Child support goes hand-in-hand with college considerations. Taking all factors into consideration, courts have ongoing options to extend, reduce, or fashion a different result for child support for children over age 18.
OTHER CHILDREN
For general clarification, children not covered by the case may be taken into account in adjusting the child support calculations.
MODIFICATIONS
A Modification of child support may be justifiable upon a showing that there has been a material “change in circumstances.” Current orders in effect could be a basis for seeking a Modification of the current orders. In particular, the circumstances that led to a child support deviation in a prior order which still apply would be part of a court’s consideration.
Calculating resulting changes using the updated guidelines will readily reveal what the new support order. A cost-benefit analysis of the likelihood of prevailing in court should be measured against the impact of difference between the old and new guideline orders.
CONCLUSION
While providing welcome clarifications on a number of key points, gaps still abound. One example pertains to parenting time. The child support guidelines worksheet considers two types of parenting plans: (1) child primarily live with one parent and spend about 1/3 of their time with the other parent; (2) the children live 50% of the time with each parent.

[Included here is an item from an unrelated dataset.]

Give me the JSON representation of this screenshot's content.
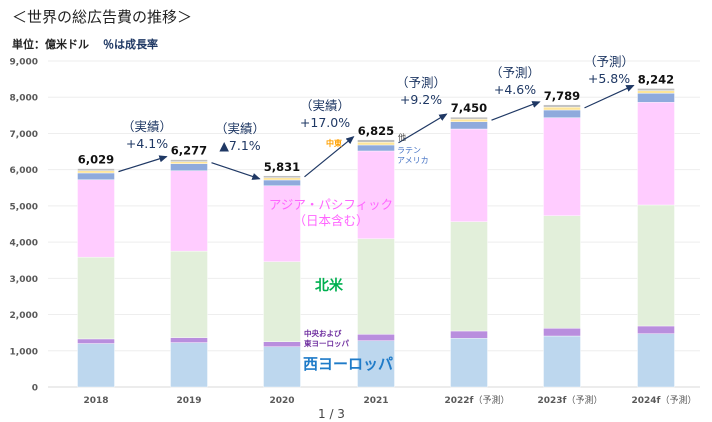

What about circumstances in which parenting time is more than 50% but less than one-third? Although the guidelines indicate this is a circumstance that could justify a change, no clear guidance is given as to what the support should be in this situation.
The downside is that judges will have tremendous discretion; the upside is that parents and practitioners will have the opportunity to present the particular family circumstances to the judge in the hope that will lead to an equitable and tailored result.
On and after December 2025, clients and practitioners alike should engage in a review of past orders to ascertain possible results. Recalculations can lead to very meaningful changes considering the number of years at stake.